Dec. 9 (Bloomberg) -- Oil options volatility fell as underlying futures rose the most in a week after a report showed higher confidence among U.S. consumers.
Implied volatility for at-the-money options expiring in January, a measure of expected swings in futures and a gauge of options prices, declined to 35.28 at 4:30 p.m. in New York from 36.42 yesterday. Futures gained 1.1 percent after the Thomson Reuters/University of Michigan preliminary index of consumer sentiment increased to 67.7 in December from 64.1 last month.
The most active options contracts in electronic trading today were January $90 puts, with 2,484 lots changing hands as of 4:52 p.m. in New York. The options fell 12 cents to 10 cents a barrel. January $95 puts traded 1,594 lots, dropping 46 cents to 36 cents. One contract covers 1,000 barrels of crude.

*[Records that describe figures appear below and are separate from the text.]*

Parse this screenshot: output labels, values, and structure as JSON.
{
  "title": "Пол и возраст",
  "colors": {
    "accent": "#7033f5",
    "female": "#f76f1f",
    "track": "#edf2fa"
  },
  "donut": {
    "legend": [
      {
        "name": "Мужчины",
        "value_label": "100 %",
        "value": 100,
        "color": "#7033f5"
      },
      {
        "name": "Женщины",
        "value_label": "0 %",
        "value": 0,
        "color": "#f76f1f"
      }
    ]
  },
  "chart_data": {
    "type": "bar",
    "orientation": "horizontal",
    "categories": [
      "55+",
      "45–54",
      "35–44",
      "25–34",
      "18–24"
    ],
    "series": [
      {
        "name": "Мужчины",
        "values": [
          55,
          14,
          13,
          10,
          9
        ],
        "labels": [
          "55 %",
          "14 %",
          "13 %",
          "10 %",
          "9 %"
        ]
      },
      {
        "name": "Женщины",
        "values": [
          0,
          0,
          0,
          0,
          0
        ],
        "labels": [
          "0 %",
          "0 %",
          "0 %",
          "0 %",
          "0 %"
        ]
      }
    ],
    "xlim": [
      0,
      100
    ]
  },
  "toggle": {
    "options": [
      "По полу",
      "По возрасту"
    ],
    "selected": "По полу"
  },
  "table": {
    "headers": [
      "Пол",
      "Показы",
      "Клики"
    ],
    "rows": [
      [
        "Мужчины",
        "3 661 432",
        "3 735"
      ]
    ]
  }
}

Oil for January delivery rose $1.07 to settle at $99.41 a barrel on the New York Mercantile Exchange. It was the biggest gain since Nov. 29.
January $90 puts were the most active options traded in the previous session, with 8,358 lots changing hands. They rose 13 cents to 22 cents a barrel. The next-most active options, February $135 calls, declined 2 cents to 18 cents on volume of 5,370 contracts.
Open interest was highest for December 2012 $150 calls with 38,023 contracts. Next were December 2012 $80 puts with 35,454 contracts and December 2012 $100 calls with 32,464.
The exchange distributes real-time data for electronic trading and releases information on floor trading, where the bulk of options trading occurs, the next business day.